Yeah, pretty sure you won’t like what I have got to say either, I think silently.

I take a deep breath and prepare myself. I have been giving myself ‘pep talks’ to ready myself up to tell him. I had chickened out many times and had delayed all of it. But he needs to know. The thing with telling him is up until this moment I have been trying to convince myself that this all part of a dream, the bad part and dark part of a dream but I know if I say it aloud, I can’t fool myself into thinking it’s not true. Once the words are out of my mouth, everything will get real and ten times worse. I’m not sure I can cope with it.

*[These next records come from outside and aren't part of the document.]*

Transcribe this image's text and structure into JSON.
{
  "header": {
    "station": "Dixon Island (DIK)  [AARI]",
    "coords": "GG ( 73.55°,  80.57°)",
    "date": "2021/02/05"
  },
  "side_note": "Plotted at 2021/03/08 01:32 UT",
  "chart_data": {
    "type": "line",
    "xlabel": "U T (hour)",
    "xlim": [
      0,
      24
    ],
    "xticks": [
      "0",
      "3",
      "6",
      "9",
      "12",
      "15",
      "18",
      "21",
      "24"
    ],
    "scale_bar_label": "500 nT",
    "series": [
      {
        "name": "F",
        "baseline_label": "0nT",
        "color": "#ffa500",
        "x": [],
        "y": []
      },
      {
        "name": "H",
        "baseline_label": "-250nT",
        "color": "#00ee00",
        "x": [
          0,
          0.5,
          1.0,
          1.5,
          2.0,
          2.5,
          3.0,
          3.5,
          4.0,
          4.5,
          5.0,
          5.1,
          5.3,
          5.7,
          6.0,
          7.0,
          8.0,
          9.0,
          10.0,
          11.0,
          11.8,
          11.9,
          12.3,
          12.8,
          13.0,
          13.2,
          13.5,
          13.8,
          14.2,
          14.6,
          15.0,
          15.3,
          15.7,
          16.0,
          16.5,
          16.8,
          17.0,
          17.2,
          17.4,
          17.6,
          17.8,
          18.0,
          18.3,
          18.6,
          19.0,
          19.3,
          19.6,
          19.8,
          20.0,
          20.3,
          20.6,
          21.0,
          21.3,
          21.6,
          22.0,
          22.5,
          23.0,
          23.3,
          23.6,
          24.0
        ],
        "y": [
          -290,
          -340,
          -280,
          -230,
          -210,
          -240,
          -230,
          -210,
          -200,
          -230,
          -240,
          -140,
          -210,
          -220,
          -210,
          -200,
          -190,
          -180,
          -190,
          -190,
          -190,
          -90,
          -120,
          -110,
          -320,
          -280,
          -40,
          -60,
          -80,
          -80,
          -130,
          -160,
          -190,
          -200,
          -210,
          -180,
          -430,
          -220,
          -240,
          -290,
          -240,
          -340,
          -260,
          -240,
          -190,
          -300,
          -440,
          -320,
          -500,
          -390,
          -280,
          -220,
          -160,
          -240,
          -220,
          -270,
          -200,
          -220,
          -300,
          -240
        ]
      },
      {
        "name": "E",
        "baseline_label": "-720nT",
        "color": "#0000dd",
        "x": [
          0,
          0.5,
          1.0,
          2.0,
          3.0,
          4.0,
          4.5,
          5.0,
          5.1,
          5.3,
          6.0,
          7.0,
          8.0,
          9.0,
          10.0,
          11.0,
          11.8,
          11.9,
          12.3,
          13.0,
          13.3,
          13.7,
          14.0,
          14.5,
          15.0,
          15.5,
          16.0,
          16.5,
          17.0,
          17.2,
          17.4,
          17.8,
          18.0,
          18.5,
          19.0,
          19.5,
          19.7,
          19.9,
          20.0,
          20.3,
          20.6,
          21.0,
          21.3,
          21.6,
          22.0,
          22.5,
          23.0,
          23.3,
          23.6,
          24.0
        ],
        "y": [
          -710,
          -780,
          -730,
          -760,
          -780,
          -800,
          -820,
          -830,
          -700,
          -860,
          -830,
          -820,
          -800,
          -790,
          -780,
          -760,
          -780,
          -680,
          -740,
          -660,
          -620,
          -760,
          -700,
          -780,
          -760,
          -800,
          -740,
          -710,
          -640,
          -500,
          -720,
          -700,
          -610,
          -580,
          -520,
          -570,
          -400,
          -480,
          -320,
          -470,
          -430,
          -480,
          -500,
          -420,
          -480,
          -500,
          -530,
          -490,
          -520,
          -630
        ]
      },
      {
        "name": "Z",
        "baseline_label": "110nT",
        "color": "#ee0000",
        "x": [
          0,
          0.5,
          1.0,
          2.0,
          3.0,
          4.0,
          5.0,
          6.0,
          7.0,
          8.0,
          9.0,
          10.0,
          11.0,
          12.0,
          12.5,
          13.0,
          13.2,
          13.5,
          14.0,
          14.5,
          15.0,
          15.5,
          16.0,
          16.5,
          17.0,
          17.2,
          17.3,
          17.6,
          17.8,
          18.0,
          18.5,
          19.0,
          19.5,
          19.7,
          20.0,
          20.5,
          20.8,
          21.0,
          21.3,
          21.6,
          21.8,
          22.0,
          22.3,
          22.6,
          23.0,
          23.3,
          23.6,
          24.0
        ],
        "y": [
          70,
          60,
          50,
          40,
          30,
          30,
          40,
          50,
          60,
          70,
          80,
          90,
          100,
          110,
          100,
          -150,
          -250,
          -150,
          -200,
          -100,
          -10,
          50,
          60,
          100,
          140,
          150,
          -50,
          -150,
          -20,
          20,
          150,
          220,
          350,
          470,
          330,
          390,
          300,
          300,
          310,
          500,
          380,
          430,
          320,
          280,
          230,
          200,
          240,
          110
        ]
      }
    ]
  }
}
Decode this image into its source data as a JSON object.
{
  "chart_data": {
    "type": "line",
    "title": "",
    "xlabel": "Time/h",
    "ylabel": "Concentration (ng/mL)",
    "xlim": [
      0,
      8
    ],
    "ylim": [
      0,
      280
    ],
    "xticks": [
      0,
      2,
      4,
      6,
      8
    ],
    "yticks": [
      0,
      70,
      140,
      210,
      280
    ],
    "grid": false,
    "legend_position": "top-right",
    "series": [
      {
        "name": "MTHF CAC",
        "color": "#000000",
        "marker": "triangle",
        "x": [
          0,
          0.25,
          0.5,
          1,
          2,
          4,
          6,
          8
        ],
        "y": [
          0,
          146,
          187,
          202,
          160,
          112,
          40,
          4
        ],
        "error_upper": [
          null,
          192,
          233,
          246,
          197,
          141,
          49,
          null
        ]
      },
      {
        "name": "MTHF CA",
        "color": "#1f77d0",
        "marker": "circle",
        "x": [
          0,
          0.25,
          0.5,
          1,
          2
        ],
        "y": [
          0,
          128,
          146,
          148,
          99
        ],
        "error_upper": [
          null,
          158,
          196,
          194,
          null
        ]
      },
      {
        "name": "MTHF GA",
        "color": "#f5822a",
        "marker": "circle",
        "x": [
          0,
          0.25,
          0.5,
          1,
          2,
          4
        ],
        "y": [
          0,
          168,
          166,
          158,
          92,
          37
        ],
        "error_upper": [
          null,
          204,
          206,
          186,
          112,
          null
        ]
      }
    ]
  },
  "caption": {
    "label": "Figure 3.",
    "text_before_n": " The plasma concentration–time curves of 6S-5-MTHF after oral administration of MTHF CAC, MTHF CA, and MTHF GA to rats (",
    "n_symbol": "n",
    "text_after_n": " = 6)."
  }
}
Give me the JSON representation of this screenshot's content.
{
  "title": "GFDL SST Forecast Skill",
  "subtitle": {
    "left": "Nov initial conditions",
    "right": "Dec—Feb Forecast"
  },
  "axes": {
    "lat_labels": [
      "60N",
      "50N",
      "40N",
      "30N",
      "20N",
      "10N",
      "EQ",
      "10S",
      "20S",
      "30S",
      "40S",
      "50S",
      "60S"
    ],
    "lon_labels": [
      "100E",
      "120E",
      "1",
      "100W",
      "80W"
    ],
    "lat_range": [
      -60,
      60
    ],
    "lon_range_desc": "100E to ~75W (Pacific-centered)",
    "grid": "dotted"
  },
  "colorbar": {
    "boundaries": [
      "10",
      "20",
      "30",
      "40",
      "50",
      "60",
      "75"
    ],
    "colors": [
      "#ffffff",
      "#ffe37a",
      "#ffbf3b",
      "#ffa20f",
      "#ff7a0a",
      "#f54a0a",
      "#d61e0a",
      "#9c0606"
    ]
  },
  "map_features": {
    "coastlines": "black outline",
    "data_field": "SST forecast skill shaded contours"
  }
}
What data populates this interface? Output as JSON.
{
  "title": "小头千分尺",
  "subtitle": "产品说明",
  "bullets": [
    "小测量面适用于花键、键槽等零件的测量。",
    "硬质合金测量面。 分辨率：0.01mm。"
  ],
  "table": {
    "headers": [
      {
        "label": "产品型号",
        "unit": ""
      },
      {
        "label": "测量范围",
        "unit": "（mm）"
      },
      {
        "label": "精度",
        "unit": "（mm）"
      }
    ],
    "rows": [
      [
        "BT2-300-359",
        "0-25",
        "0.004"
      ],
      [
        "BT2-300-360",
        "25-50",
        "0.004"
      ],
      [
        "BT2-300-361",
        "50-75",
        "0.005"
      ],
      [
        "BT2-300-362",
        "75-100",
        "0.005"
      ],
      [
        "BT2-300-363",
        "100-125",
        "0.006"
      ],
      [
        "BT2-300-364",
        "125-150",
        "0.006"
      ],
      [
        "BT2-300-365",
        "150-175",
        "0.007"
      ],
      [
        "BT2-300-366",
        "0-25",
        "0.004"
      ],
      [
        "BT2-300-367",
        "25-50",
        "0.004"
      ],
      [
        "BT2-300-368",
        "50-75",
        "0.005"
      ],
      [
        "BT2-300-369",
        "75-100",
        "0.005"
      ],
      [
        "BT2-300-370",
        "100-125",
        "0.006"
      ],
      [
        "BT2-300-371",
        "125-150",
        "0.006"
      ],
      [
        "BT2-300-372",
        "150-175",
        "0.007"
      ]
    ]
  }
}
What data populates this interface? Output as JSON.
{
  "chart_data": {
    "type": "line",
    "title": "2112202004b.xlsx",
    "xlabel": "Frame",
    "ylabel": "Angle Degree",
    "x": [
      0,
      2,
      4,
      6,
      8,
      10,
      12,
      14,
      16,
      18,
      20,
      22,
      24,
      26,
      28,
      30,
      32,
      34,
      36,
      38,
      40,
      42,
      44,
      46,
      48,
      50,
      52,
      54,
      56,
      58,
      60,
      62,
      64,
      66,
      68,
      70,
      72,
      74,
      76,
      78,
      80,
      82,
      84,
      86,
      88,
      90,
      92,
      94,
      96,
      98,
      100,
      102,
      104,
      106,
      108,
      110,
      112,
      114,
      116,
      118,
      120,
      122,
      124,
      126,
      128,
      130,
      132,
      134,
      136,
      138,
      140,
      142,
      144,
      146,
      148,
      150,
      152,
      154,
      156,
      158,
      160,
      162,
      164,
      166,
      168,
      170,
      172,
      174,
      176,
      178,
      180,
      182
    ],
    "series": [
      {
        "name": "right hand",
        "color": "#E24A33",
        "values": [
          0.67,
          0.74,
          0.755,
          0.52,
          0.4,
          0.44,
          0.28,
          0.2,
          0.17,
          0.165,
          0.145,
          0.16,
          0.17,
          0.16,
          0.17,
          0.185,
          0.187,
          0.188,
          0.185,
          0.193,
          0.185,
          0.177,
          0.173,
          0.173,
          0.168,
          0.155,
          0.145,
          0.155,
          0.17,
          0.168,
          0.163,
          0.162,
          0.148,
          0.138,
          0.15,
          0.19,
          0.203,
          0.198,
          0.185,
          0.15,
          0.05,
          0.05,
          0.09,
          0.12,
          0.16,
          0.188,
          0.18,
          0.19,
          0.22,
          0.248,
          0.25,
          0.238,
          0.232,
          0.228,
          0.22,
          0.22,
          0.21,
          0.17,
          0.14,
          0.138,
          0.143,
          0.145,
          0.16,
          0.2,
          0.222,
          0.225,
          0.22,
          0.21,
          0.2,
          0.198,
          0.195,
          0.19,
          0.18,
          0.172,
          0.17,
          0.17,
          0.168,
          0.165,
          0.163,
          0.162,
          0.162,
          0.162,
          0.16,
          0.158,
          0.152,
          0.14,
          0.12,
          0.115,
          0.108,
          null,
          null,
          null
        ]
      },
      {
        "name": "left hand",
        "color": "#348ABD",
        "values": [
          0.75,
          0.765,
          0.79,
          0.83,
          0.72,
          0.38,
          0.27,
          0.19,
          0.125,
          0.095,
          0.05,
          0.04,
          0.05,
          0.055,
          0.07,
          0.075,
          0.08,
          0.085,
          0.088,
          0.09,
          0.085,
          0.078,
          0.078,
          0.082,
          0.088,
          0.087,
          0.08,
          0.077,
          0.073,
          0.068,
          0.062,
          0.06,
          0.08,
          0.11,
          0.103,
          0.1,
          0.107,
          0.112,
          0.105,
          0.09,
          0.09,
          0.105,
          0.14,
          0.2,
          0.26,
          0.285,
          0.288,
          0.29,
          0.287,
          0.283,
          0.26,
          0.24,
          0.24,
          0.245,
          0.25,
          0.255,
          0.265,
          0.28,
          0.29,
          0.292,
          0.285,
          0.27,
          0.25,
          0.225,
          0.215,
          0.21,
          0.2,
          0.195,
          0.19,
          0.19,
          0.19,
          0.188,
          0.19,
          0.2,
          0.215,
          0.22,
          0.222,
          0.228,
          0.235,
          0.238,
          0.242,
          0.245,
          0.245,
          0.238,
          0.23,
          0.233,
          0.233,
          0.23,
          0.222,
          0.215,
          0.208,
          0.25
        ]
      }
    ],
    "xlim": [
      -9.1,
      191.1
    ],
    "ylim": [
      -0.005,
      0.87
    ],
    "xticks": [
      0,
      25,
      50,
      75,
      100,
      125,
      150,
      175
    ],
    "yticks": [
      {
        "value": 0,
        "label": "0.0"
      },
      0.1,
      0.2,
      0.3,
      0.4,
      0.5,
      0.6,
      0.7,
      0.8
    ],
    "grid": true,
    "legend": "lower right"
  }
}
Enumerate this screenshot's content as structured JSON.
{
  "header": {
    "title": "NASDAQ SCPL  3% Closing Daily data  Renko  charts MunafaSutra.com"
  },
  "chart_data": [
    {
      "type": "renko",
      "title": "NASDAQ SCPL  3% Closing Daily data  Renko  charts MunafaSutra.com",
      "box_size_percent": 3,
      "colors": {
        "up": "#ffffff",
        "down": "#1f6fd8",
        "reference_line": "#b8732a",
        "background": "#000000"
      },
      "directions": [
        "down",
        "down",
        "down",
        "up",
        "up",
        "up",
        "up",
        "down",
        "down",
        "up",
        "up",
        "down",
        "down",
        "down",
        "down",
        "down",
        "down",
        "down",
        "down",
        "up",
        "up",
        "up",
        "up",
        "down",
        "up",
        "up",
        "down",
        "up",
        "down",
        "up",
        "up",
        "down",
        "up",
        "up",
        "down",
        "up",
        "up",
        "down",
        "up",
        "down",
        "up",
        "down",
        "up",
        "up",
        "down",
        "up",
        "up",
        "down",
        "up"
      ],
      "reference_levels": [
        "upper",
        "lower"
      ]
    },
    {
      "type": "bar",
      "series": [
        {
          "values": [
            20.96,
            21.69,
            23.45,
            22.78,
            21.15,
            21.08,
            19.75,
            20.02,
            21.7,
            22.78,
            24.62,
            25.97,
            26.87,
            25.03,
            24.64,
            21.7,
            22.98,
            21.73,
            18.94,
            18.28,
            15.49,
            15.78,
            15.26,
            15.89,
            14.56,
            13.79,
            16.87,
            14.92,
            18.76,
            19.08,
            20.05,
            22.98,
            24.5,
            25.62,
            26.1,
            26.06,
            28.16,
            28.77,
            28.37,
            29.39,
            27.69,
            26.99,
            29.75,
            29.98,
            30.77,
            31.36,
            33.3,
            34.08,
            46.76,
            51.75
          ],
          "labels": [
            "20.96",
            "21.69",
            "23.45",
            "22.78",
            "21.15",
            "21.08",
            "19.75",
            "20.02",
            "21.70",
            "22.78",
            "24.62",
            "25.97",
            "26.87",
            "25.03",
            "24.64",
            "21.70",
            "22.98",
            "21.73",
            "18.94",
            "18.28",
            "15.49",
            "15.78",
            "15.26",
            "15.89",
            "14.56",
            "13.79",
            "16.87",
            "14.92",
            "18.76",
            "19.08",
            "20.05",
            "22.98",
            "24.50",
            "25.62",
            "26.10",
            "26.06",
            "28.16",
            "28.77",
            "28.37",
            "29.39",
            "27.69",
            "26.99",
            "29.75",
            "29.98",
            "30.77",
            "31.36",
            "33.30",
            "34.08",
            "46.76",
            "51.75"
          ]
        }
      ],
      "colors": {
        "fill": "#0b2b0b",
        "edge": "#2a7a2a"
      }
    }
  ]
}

I had told Gauri already but it didn’t feel real because she doesn’t know Dadi like Rohit does. She isn’t attached to her like Rohit is. When I tell him, there’s going to be an overwhelming amount of emotions that will make all of this real and I fucking don’t want to.

But I know if I keep delaying this, Rohit is bound to eventually find out. And once he does, he’ll be mad at me. I can’t afford that.

I send a silent prayer to God, praying that I will be strong enough for both Rohit and I.

I can already feel my stomach twisting in knots and I feel like throwing up right now. Why the hell did maasi not tell both of us at the same time? My palms feel clammy and I wipe them on my jeans. The action doesn’t go unnoticed by Rohit and he looks worried now.

“Dadi is leaving.”

“She’s going on her char dham yatra again? Please tell me no because she isn’t strong enough at the moment.”

“It’s not that. This is different,” I say, my bottom lip quivering. “She’s leaving forever, Ru and she isn’t coming back.”

“What…?” Rohit looks beyond confused.

“She’ll never come back again,” I whisper and break down in tears. For a few moments, Rohit stares at me with a blank face, not bothering to hold me or wipe my tears.

“You’re kidding,” Rohit says, shaking his head vigorously. “I don’t believe you, Ann.” He gets up and paces, running his hand through his hair.

“I’m not,” Tears burn my eyes and cheeks as I answer him in a mere whisper. I dig my fingernails into my skin, chanting only one thing to myself: stay strong.